"Architecture worldwide", the global challenges of design
Roads, railways, airports, and other infrastructure linking people and places to enhance activities and relationships are the focus of "Architecture worldwide: infrastructure, mobility, new landscapes ", running from 9 October to 10 February, 2013 at the Milan Triennale. The title references the infrastructure that makes the world go round and, increasingly, gives it shape. In particular, the exhibition aims to provide food for thought on the value added by architectural quality, multi-functionality, and environmental compatibility in terms of aesthetic, social, and environmental improvements.
The exhibition has four sections, the first of which is a historical introduction. The others focus on Italian production, foreign products, and design and planning on a global scale.
A large slice of 20th century history is explored. Among the works on display are Le Corbusier’s drawings for Algiers and Chandigarh, Eero Saarinen’s plans for the Helsinki train station, and those of Hans Poelzig for the Klingerberg dam. Other projects of social or environmental interest include the Moscow subway, the Ljubljana river promenade designed by Jože Plecnik, and Rino Tami’s Ticino motorway. Particular attention is devoted to Italian engineering in the 1950s and 1960s.
The international section is divided by theme, and provides an up-to-date catalogue of projects that can serve as models.

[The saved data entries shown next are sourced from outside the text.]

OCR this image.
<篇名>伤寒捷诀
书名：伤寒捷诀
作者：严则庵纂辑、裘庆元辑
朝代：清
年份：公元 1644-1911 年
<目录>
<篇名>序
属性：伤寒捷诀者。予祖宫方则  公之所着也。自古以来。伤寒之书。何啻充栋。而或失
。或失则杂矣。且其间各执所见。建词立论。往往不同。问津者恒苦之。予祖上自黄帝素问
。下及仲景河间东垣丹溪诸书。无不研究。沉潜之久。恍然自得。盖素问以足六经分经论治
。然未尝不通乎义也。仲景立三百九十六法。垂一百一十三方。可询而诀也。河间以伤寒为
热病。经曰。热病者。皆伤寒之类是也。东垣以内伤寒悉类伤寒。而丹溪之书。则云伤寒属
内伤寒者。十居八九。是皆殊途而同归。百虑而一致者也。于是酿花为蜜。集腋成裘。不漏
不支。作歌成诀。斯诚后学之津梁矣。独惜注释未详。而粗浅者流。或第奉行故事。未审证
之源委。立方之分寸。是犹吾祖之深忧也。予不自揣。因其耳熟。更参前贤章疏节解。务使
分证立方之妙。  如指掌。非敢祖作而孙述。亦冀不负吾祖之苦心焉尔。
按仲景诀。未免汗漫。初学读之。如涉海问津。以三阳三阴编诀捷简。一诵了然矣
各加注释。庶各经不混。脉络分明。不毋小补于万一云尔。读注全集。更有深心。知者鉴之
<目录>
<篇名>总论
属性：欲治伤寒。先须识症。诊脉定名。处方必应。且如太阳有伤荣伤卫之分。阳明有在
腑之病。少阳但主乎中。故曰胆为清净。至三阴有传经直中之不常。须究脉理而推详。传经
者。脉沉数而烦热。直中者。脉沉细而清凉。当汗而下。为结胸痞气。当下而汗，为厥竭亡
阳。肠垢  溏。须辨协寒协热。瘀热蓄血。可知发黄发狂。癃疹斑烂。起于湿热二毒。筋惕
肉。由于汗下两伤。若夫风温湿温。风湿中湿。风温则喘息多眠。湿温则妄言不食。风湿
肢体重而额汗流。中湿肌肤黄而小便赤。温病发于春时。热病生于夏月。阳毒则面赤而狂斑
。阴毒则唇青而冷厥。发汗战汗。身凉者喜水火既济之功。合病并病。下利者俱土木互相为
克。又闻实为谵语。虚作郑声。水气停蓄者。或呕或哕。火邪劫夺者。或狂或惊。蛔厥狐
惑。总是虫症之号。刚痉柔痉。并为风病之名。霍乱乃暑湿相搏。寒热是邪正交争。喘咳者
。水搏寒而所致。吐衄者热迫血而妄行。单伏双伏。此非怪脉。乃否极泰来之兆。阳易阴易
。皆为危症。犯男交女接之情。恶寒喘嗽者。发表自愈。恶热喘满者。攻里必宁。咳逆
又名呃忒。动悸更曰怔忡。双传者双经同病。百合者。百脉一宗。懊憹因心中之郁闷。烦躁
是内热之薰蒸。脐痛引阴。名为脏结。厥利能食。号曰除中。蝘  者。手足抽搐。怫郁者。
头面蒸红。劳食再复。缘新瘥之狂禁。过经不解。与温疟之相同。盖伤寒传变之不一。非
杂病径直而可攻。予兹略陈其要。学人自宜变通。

The Italian section focuses on several successful projects in Reggio Emilia, Naples, Perugia, and Venice.
Finally, the attention shifts to colossal works to protect from sand or wind damage, on hydraulic or energy infrastructure that have been built or are being built in Africa, China, and Central and South America, in addition to historic projects carried out in the U.S.S.R. or in the United States during the New Deal.
Throughout the exhibition, 45 special focus areas examine a different city each, presented by young architects and researchers who live and work abroad, or have done so in the past.